Node configuration
What is Node configuration?
The CAST AI provisioner allows you to set node configuration parameters that the platform will apply to provisioned nodes. Node configuration on its own does not influence workload placement. Its sole purpose is to apply user-provided configuration settings on the node during the provisioning process.
A cluster can have multiple Node Configurations linked to various Node Templates. However, you can select only one node configuration, which CAST AI Autoscaler will use as the default.
Note
You can link node configuration to multiple node templates, but one node template can have just a single node configuration link.
You can manage node configurations via UI:Autoscaler->Node configuration, API or Terraform.
Shared configuration options
The following table provides a list of supported cloud-agnostic configuration parameters:
Configuration | Description | Default value |
---|---|---|
Root volume ratio | CPU to storage (GiB) ratio | 1 CPU: 0 GiB |
Initial disk size | The base size of the disk attached to the node | 100 GiB |
Image | Image to be used when building a CAST AI provisioned node. See virtual machine image choice below for cloud-specific behaviors. | The latest available for Kubernetes release, based on an OS chosen by CAST AI |
SSH key | Base64-encoded public key or AWS key ID | "" |
Subnets | Subnet IDs for CAST AI provisioned nodes | All subnets pointing to NAT/Internet Gateways inside the cluster's VPC |
Instance tags | Tags/VM labels to be applied on CAST AI provisioned nodes | "" |
Kubelet configuration | A set of values that will be added or overwritten in the Kubelet configuration | JSON {} |
Init script | A script to be run when building the node | bash "" |
EKS-specific subnet rules
Note
In EKS only subnets which match one of the rules below are allowed to be added to Node Configuration:
- association with a route table that has a 0.0.0.0/0 route to Internet Gateway, it's known as a public subnet. Subnet also must have "MapPublicIpOnLaunch: true" set.

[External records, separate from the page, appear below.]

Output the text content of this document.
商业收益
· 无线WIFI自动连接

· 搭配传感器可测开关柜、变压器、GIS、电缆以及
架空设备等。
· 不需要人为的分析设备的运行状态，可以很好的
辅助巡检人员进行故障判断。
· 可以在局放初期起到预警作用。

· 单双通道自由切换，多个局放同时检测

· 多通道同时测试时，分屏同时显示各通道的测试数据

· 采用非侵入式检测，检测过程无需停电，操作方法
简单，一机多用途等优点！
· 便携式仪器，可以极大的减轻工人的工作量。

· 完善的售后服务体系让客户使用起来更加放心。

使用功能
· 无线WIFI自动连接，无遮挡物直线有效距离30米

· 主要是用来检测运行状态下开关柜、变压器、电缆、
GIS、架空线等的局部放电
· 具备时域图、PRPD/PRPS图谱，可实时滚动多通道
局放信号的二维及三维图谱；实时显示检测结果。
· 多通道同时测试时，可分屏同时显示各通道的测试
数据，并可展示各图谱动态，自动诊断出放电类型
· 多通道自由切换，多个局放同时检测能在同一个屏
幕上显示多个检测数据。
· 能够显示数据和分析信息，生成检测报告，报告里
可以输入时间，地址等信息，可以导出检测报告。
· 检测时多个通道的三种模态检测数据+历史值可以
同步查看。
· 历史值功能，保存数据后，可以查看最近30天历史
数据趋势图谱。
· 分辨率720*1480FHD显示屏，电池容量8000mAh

- association with a route table that has a 0.0.0.0/0 route to Transit Gateway, it's known as a private subnet
- association with a route table that has a 0.0.0.0/0 route to NAT Gateway, it's known as a private subnet
Some configuration options are cloud provider-specific. See the table below:
EKS-specific configuration options
Configuration | Description | Default value |
---|---|---|
Security groups | Security group IDs for nodes provisioned in CAST AI | Tagged and CAST AI SG |
Instance profile ARN | Instance profile ARN for CAST AI provisioned nodes | cast-<cluster-name>-eks-<cluster-id> (only the last 8 digits of the cluster ID) |
Dns-cluster-ip | Override the IP address to be used for DNS queries within the cluster | "" |
Container runtime | Container runtime engine selection: docker or containerd | Unspecified |
Docker configuration | A set of values that will be overwritten in the Docker daemon configuration | JSON {} |
Volume type | EBS volume type to be used for provisioned nodes | gp3 |
Volume IOPS | EBS volume IOPS value to be used for provisioned nodes | 3000 |
KMS Key ARN | Customer-managed KMS encryption key to be used when encrypting EBS volumes | Unspecified |
Volume throughput | EBS volume throughput in MiB/s to be used for provisioned nodes | 125 |
Use IMDS v1 | IMDSv1 and v2 are enabled by default, else only IMDSv2 will be allowed | True |
Target Groups | A list of Arn and port (optional). New instances will automatically be registered for all given load balancer target groups upon creation. | Unspecified |
Image Family | Which OS family will be used when provisioning nodes | Amazon Linux 2 (FAMILY_AL2) |
Kubelet configuration
Note that
kubeReserved
is not supported in EKS configurations.
KMS key for EBS volume
The key that you provide for the encryption of EBS volume must have the following policy:
{
"Sid": "Allow access through EBS for all principals in the account that are authorized to use EBS",
"Effect": "Allow",
"Principal": {
"AWS": "*"
},
"Action": [
"kms:ReEncrypt*",
"kms:GenerateDataKey*",
"kms:Encrypt",
"kms:DescribeKey",
"kms:Decrypt",
"kms:CreateGrant"
],
"Resource": "*",
"Condition": {
"StringEquals": {
"kms:CallerAccount": "<<account_ID>",
"kms:ViaService": "ec2.<<region>>.amazonaws.com"
}
}
}
module "kms" {
source = "terraform-aws-modules/kms/aws"
description = "EBS key"
key_usage = "ENCRYPT_DECRYPT"
# Policy
key_statements = [
{
sid = "Allow access through EBS for all principals in the account that are authorized to use EBS",
principals = [
{
type = "AWS"
identifiers = ["*"]
}
]
actions = [
"kms:Encrypt",
"kms:Decrypt",
"kms:ReEncrypt*",
"kms:GenerateDataKey*",
"kms:CreateGrant",
"kms:DescribeKey"
],
resources = ["*"],
conditions = [
{
test = "StringEquals"
variable = "kms:ViaService"
values = [
"ec2.${var.cluster_region}.amazonaws.com",
]
},
{
test = "StringEquals"
variable = "kms:CallerAccount"
values = [
data.aws_caller_identity.current.account_id
]
}
]}
]
# Aliases
aliases = ["mycompany/ebs"]
tags = {
Terraform = "true"
Environment = "dev"
}
}
Load balancer target groups prerequisites
In order to use the target groups functionality, the CAST.AI IAM role must be extended with additional permissions. An example IAM policy is provided below. The sample policy allows registering against all target groups but can be customized to only allow specific resources by replacing the wildcards *
with appropriate values.
{
"Version": "2012-10-17",
"Statement": [
{
"Sid": "castai-targetgroup-registeration",
"Effect": "Allow",
"Action": "elasticloadbalancing:RegisterTargets",
"Resource": "arn:aws:elasticloadbalancing:<region>:<account>:targetgroup/*/*"
}
]
}
If target groups are configured for a node configuration but the permission is missing, nodes will be created and not joined to the target group. A notification will be sent detailing which target groups failed to be updated.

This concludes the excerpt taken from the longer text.